I Live in a Web Browser

I don’t know why I keep eying quad-core systems. With the exception of playing music, copying files from my camera, some word processing, and IM, I live in a web browser. Here are some of the big uses:

  • GMail, my mail client. When I’m at my computer, I almost always have GMail up. I have a client for my Treo that lets me check it there. My school e-mail forwards to GMail. My ttwagner.com and n1zyy.com mail forwards to there.
  • Google and Wikipedia. I rely on Wikipedia way too much. But between Google and Wikipedia, I feel like I can do anything.
  • Google Docs is slowly winning me over. I move between my laptop, ‘public’ Office 2007 computers, and an office computer with Office 2003, so I’m hardly sold on any one particular interface. Google Docs is word processing (and spreadsheets) without the crap, although sometimes I do prefer to have it locally. But honestly, my life depends on the Internet, so ‘safety’ of files (in case I lose Internet access) really isn’t even one of the big issues.
  • Google Calendar has proved way more useful than I expected. It integrates nicely with GMail, sending me reminders and offering to let me schedule things that get e-mailed to me. And Goosync gives me an app on the Treo to sync my Treo calendar with my Google calendar. Bliss!
  • All my good photos end up on Flickr, and I buy and sell stuff on eBay often. I get my news through BBC and Google News.
  • I run a private Wiki. This is more useful than I ever imagined. I’m not quite as committed to it as I’d like, but I’m trying to keep all my class notes up there, which has a lot of benefits. During research, it’s a handy link dump. When drafting a constitution for a club here, I used that to allow collaborative editing.
  • I host a few mailing lists. Trying to keep a text file with 90 names and e-mail them and remove bounces and find people is a pain. Mailman is a savior.
  • I host multiple blogs. These are obvious, but there are some more I’m starting.
    • One, that never caught on, takes a pretty literal definition: a web log. I wanted a way for us to keep track of petty things that were going on, and have everything logged somewhere and searchable.
    • I’m also drafting one for the Democrats. A big part of what we do is outreach/publicity, and a blog is ideal for this.
  • Tonight I realized that none of my ‘task management’ systems worked. So I set up Mantis. It’s not perfect, but it works pretty well. Setting up Bugzilla is pretty intense, but no so with Mantis. The “problem” is that it was intended for software bug tracking, not keeping track of work I have to do, so I have fields like “Reproducibility” and other holdovers from software. I may do a little tweaking. But my plan is that anything I have to do should end up in there. Everything is in one place, and I can slice the data a million different ways, by priority, by category (one for each class, one for each club, one for each major class project, one for “Life”), etc.
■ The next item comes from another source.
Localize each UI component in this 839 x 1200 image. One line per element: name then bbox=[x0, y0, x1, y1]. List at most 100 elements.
Truly, without Firefox and a browser on my Treo, I don’t think I could get by. And I sometimes wonder if it’s worth paying monthly for a dedicated server. But I get so much benefit from the services I host for myself that it definitely is.
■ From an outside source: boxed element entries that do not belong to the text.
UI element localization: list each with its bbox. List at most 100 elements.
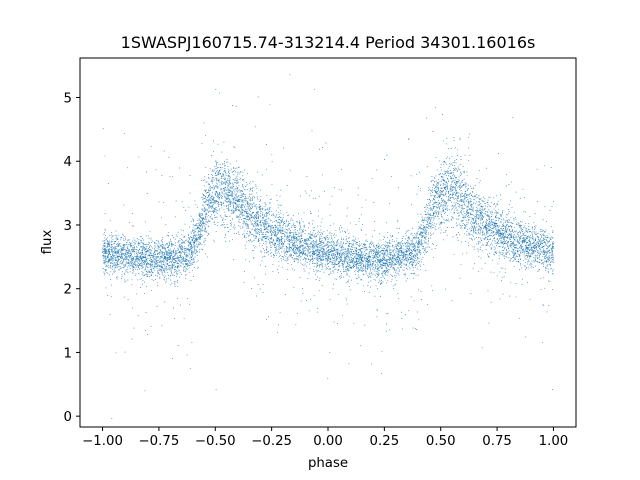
data-point: [209, 188, 211, 190]
data-point: [485, 221, 487, 223]
data-point: [497, 240, 499, 242]
data-point: [491, 213, 493, 215]
data-point: [294, 244, 296, 246]
data-point: [298, 257, 300, 259]
data-point: [525, 246, 527, 248]
data-point: [378, 282, 379, 284]
data-point: [351, 251, 352, 253]
data-point: [258, 223, 260, 225]
data-point: [121, 276, 123, 278]
data-point: [212, 199, 214, 201]
data-point: [259, 207, 261, 209]
data-point: [195, 224, 197, 226]
data-point: [472, 209, 474, 211]
data-point: [532, 253, 534, 255]
data-point: [123, 248, 125, 250]
data-point: [137, 249, 139, 251]
data-point: [420, 233, 422, 235]
data-point: [537, 254, 539, 256]
data-point: [105, 255, 107, 257]
data-point: [535, 238, 537, 239]
data-point: [179, 256, 181, 258]
data-point: [216, 206, 218, 208]
data-point: [484, 211, 486, 213]
data-point: [205, 201, 206, 203]
data-point: [328, 258, 330, 260]
data-point: [265, 168, 267, 170]
data-point: [353, 256, 355, 258]
data-point: [343, 257, 345, 259]
data-point: [353, 244, 355, 246]
data-point: [224, 223, 226, 225]
data-point: [117, 257, 119, 259]
data-point: [257, 222, 259, 224]
data-point: [379, 266, 381, 268]
data-point: [323, 231, 325, 233]
data-point: [406, 263, 408, 265]
data-point: [354, 241, 356, 243]
data-point: [426, 242, 428, 244]
data-point: [112, 239, 114, 241]
data-point: [323, 253, 325, 255]
data-point: [364, 256, 366, 258]
data-point: [451, 156, 453, 158]
data-point: [479, 207, 481, 209]
data-point: [223, 178, 225, 180]
data-point: [295, 259, 297, 261]
data-point: [351, 239, 353, 241]
data-point: [517, 236, 519, 237]
data-point: [146, 243, 148, 245]
data-point: [542, 249, 544, 251]
data-point: [172, 307, 174, 309]
data-point: [171, 358, 173, 360]
data-point: [464, 204, 466, 206]
data-point: [317, 225, 319, 227]
data-point: [190, 231, 192, 233]
data-point: [399, 261, 401, 262]
data-point: [333, 244, 335, 246]
data-point: [244, 204, 246, 206]
data-point: [510, 227, 512, 229]
data-point: [169, 244, 171, 246]
data-point: [176, 235, 178, 237]
data-point: [458, 192, 460, 194]
data-point: [470, 198, 472, 200]
data-point: [419, 190, 421, 192]
data-point: [427, 223, 429, 225]
data-point: [184, 266, 186, 267]
data-point: [371, 265, 373, 266]
data-point: [203, 240, 205, 242]
data-point: [282, 246, 284, 248]
data-point: [102, 128, 104, 130]
data-point: [459, 277, 461, 279]
data-point: [518, 261, 520, 263]
data-point: [162, 247, 164, 249]
data-point: [277, 230, 279, 232]
data-point: [329, 351, 331, 353]
data-point: [229, 170, 231, 172]
data-point: [356, 262, 358, 264]
data-point: [228, 194, 230, 196]
data-point: [360, 263, 362, 265]
data-point: [450, 173, 451, 174]
data-point: [372, 260, 374, 262]
data-point: [282, 255, 284, 257]
data-point: [341, 261, 343, 263]
data-point: [229, 179, 231, 181]
data-point: [264, 229, 266, 231]
data-point: [354, 264, 356, 266]
data-point: [157, 247, 159, 249]
data-point: [318, 215, 319, 217]
data-point: [167, 255, 169, 257]
data-point: [509, 295, 511, 297]
data-point: [340, 241, 342, 243]
data-point: [538, 253, 540, 255]
data-point: [309, 258, 311, 260]
data-point: [428, 227, 429, 229]
data-point: [476, 207, 478, 208]
data-point: [317, 255, 319, 257]
data-point: [113, 256, 115, 258]
data-point: [355, 250, 356, 251]
data-point: [453, 172, 455, 174]
data-point: [477, 250, 479, 252]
2 thoughts on “I Live in a Web Browser

  1. No one tool for me. Outlook is open all the time as is my web browser. Word, Excel, and Windows Live Writer are open a lot. PowerPoint I like special purpose tools and probably always will. RSS Bandit is open quite a bit as well but I could probably replace it with either Outlook, Internet Explorer or some web based RSS reader. But again I like special purpose tools.